On a personal note, I would like to acknowledge a number of close friends. I first noticed Even Dwarfs Started Small and Aguirre, Wrath of God many years ago in the company of Michael Richardson. I have been fortunate for his long-standing and continued friendship. I am also indebted to Andrew P. Hoberek, Noah Hering-man, Elizabeth J. Hornbeck and Gregg Hyder. Specifically, I thank Elizabeth for her opinions on Werner Herzog Eats His Shoe , Andrew for his interest in Grizzly Man and Noah for his thoughts on Heart of Glass . I am also especially grateful to my sister Danielle for her take on My Best Fiend . My family continues to be a source of great support and I am always thankful for them. Most of all, I owe gratitude and far more to Estelle Tarica, my love, who is always there for me.
B.P.
July 2007
Werner Herzog is not a director who calls upon others to speak on behalf of his films. There are few filmmakers who reflect so eloquently and at such length on their own work; Herzogs extensive interviews with Paul Cronin in Herzog on Herzog (2002) were antedated by a long history of public self-representation over the course of which it became increasingly clear that he was a director who could intelligently elucidate his background, his films and his filmmaking practices, and that he was someone who took pleasure in doing so. Alternating between pensive and polemical, Herzog over time surpassed both Klaus Kinski and Bruno S. as his own most compelling protagonist.

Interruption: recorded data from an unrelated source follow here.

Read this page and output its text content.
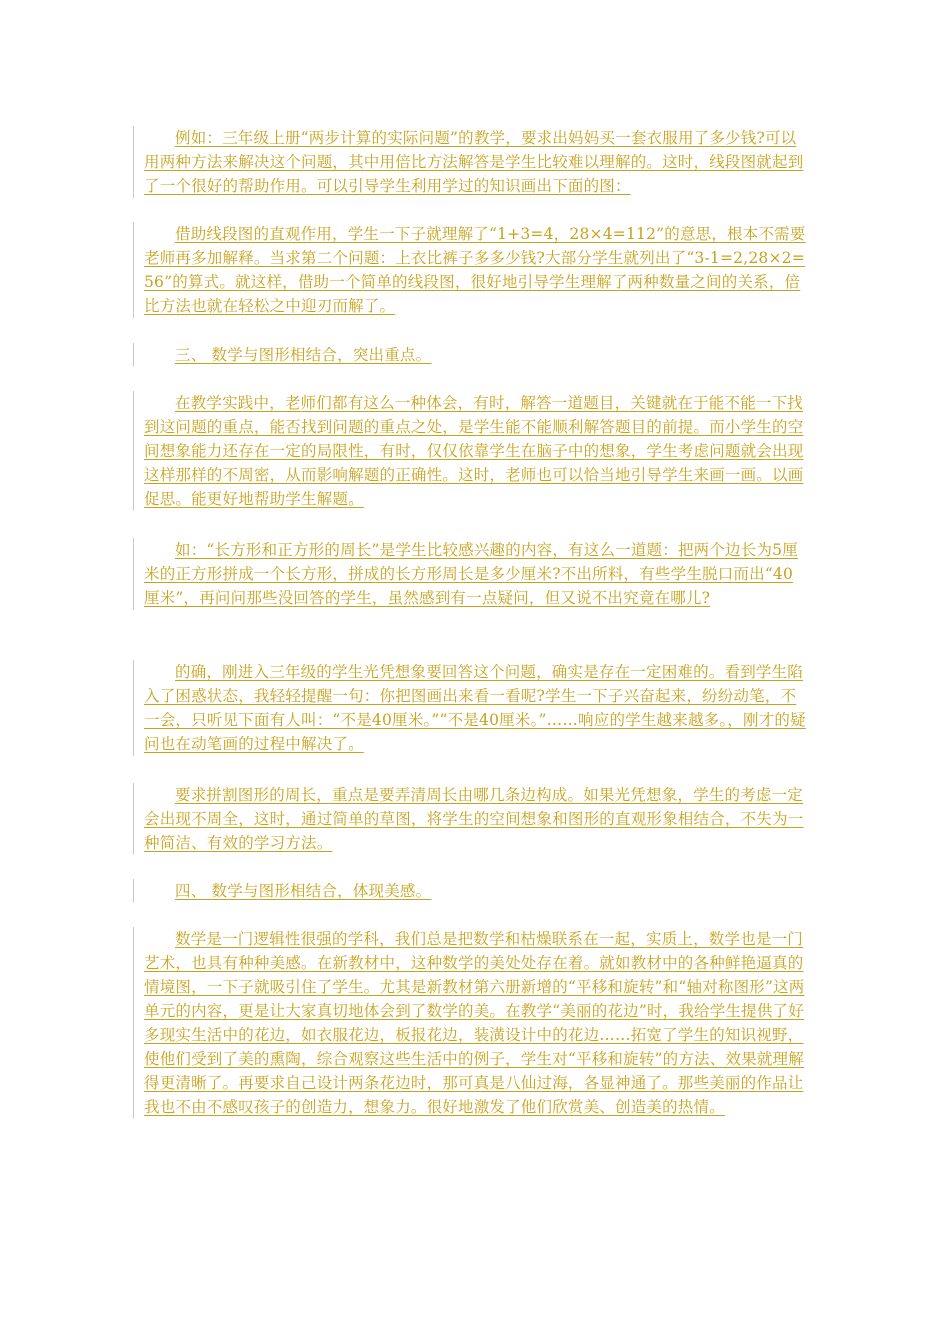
例如：三年级上册“两步计算的实际问题”的教学，要求出妈妈买一套衣服用了多少钱?可以用两种方法来解决这个问题，其中用倍比方法解答是学生比较难以理解的。这时，线段图就起到了一个很好的帮助作用。可以引导学生利用学过的知识画出下面的图：

借助线段图的直观作用，学生一下子就理解了“1+3=4，28×4=112”的意思，根本不需要老师再多加解释。当求第二个问题：上衣比裤子多多少钱?大部分学生就列出了“3-1=2,28×2=56”的算式。就这样，借助一个简单的线段图，很好地引导学生理解了两种数量之间的关系，倍比方法也就在轻松之中迎刃而解了。

三、 数学与图形相结合，突出重点。

在教学实践中，老师们都有这么一种体会，有时，解答一道题目，关键就在于能不能一下找到这问题的重点，能否找到问题的重点之处，是学生能不能顺利解答题目的前提。而小学生的空间想象能力还存在一定的局限性，有时，仅仅依靠学生在脑子中的想象，学生考虑问题就会出现这样那样的不周密，从而影响解题的正确性。这时，老师也可以恰当地引导学生来画一画。以画促思。能更好地帮助学生解题。

如：“长方形和正方形的周长”是学生比较感兴趣的内容，有这么一道题：把两个边长为5厘米的正方形拼成一个长方形，拼成的长方形周长是多少厘米?不出所料，有些学生脱口而出“40厘米”，再问问那些没回答的学生，虽然感到有一点疑问，但又说不出究竟在哪儿?

的确，刚进入三年级的学生光凭想象要回答这个问题，确实是存在一定困难的。看到学生陷入了困惑状态，我轻轻提醒一句：你把图画出来看一看呢?学生一下子兴奋起来，纷纷动笔，不一会，只听见下面有人叫：“不是40厘米。”“不是40厘米。”……响应的学生越来越多。，刚才的疑问也在动笔画的过程中解决了。

要求拼割图形的周长，重点是要弄清周长由哪几条边构成。如果光凭想象，学生的考虑一定会出现不周全，这时，通过简单的草图，将学生的空间想象和图形的直观形象相结合，不失为一种简洁、有效的学习方法。

四、 数学与图形相结合，体现美感。

数学是一门逻辑性很强的学科，我们总是把数学和枯燥联系在一起，实质上，数学也是一门艺术，也具有种种美感。在新教材中，这种数学的美处处存在着。就如教材中的各种鲜艳逼真的情境图，一下子就吸引住了学生。尤其是新教材第六册新增的“平移和旋转”和“轴对称图形”这两单元的内容，更是让大家真切地体会到了数学的美。在教学“美丽的花边”时，我给学生提供了好多现实生活中的花边，如衣服花边，板报花边，装潢设计中的花边……拓宽了学生的知识视野，使他们受到了美的熏陶，综合观察这些生活中的例子，学生对“平移和旋转”的方法、效果就理解得更清晰了。再要求自己设计两条花边时，那可真是八仙过海，各显神通了。那些美丽的作品让我也不由不感叹孩子的创造力，想象力。很好地激发了他们欣赏美、创造美的热情。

Given the specific contours of the character he created for himself of his personal stylisation it comes as no surprise that he declares himself a competent mesmerist. Anyone who has watched Burden of Dreams (1982), the documentary about the making of Fitzcarraldo (1982), or his later film Grizzly Man (2005) will likely find themselves hypnotised by the sound of his voice. To some it seems sage, to others paternalistic, and to some it is just quintessentially German. He is found everywhere in his own films such as in My Best Fiend (1999), where he has the last word in his relationship with the notoriously rambunctious Kinski, or in Wheel of Time (2003) in which he shows that he is undaunted by a personal audience with the Dalai Lama. However, all of this articulate self-presentation can be problematic. Because of his omnipresent commentary because he has been more than happy to supply philosophy to accompany his cinematic poetry Herzog casts a long shadow over most attempts at interpretation and critique.